Monday, March 20, 2017


I'm not into the whole idea that one simply eats to live, because I live to eat. That has made me an adventurous cook. While I love meatloaf and spaghetti and meatballs as much as the next person, I almost never cook them. (Besides, Neal does a much better job at both dishes than I do.) I prefer to make things that are a little more unusual than what one would expect a second generation Polish-American to make: octopus; egg foo yung; b'stilla; rasgulla.

Rasgulla is an Indian dessert, basically cheese balls cooked in a sweet syrup. I found the recipe in Chetna Makan's book The Cardamom Trail. Chetna was a contestant on the 2014 season of the Great British Bake-Off and an even more recent Christmas special. Trained as a fashion designer in Mumbai, she moved to the UK a decade or so ago where she honed her already keen talent for baking. She's known for incorporating exotic spices and international flavors into her bakes, and her creativity quickly made her my favorite contestant of the four seasons of the Bake-Off that I've seen so far. I purchased her book as a Christmas gift to myself but so far haven't made anything other than the rasgulla. Why? Because most of the recipes call for self-raising flour, and I've been too lazy to look up the conversion to regular AP flour. Plus, the house has been full of holiday baked goods and food show samples and there hasn't been room for one more pie or cake or cookie in our already oversized bellies. That said, I'm hoping to try something before it gets too warm to turn on the oven.

In the meantime, however, I did find time to make these cheese balls. No self-raising flour required, and they sounded pretty simple otherwise. They're rather unusual, in that the cheese becomes very firm and "squeaky" after cooking.
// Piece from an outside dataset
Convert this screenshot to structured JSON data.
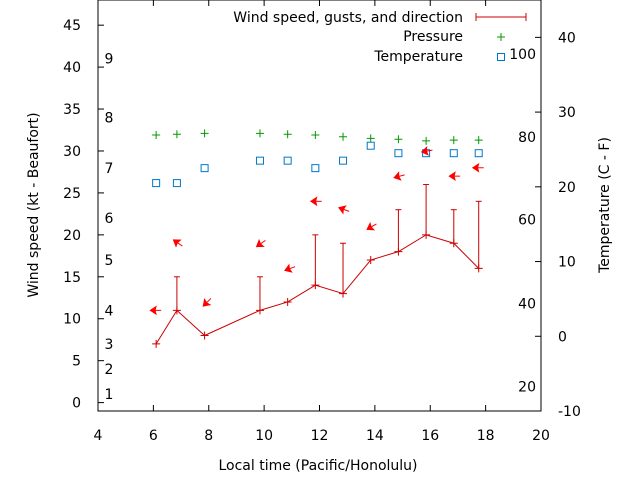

I find them most pleasing when warm, but they can also be eaten at room temperature or chilled.

Rasgulla (adapted from The Cardamom Trail)

1-2 tablespoons lime juice
1 3/4 pints whole milk
Pinch saffron
1 cup sugar
2 teaspoons rosewater
1 tablespoon cornstarch

Mix 1 tablespoon of lime juice with 1 tablespoon of water in a bowl and set aside. Bring the milk to a boil in a large saucepan, then turn off the heat. Add the saffron. Pour in the lime juice and stir well. Let stand for 5 minutes - the milk should curdle. If it hasn't curdled enough, add the other tablespoon of lime juice and wait a few more minutes until there's a definite separation of the curds and whey.
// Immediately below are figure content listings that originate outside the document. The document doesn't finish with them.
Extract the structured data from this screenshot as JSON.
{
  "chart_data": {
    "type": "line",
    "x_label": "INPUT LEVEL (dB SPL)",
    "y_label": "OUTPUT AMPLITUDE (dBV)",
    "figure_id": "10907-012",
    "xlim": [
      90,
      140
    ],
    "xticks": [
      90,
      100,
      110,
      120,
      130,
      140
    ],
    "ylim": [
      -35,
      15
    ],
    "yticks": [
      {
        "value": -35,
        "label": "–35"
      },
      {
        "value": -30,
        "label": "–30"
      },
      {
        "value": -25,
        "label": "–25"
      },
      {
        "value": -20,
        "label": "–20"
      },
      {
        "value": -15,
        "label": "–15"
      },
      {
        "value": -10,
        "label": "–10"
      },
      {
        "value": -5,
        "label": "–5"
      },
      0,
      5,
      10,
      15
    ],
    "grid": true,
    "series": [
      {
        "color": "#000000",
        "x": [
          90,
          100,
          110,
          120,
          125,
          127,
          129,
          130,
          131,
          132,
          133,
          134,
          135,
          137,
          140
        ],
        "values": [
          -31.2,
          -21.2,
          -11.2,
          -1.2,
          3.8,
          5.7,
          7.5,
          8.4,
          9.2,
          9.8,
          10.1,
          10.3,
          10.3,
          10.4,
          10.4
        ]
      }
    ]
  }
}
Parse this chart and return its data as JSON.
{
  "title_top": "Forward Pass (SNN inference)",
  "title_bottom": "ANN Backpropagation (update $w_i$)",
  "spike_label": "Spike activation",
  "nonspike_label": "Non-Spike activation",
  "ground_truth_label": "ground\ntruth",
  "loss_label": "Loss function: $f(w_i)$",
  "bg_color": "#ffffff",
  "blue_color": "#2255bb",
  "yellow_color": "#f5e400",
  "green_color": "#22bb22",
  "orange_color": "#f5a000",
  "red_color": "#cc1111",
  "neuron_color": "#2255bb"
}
Place a layer of cheesecloth in a fine gauge strainer and place over a bowl. Carefully pour the curdled milk into the strainer, catching the curds in the cheesecloth and allowing the whey to drain into the bowl. Gather the ends of the cloth together and wring out as much liquid from the curds as you can. Drain the whey from the bowl, set the strainer back on top, and place the bundle of squeezed curds back in. Place a small plate on top and weight it down with a can or two to help press out any excess liquid. Allow to drain for 15 minutes.

In a wide pan, heat the sugar with three cups of water until the sugar has dissolved. Remove the syrup from the heat.

Remove the curd from the cloth. Place it on a clean surface, sprinkle with the cornstarch, and knead with your palms for 10 minutes. It will go from crumbly to soft and smooth. Roll the dough into a fat log and cut into 20 pieces. Roll each piece into a smooth ball.

Once the balls are ready, bring the syrup to a boil and add the rosewater. Add the balls, then cover the pan and cook over medium heat for 15 minutes. The rasgulla will double in size and become spongy. Turn off the heat and keep the balls in the syrup until ready to serve.

Serve warm with or chilled with some of the syrup. Leftovers can be stored in the syrup in an airtight container for up to three days.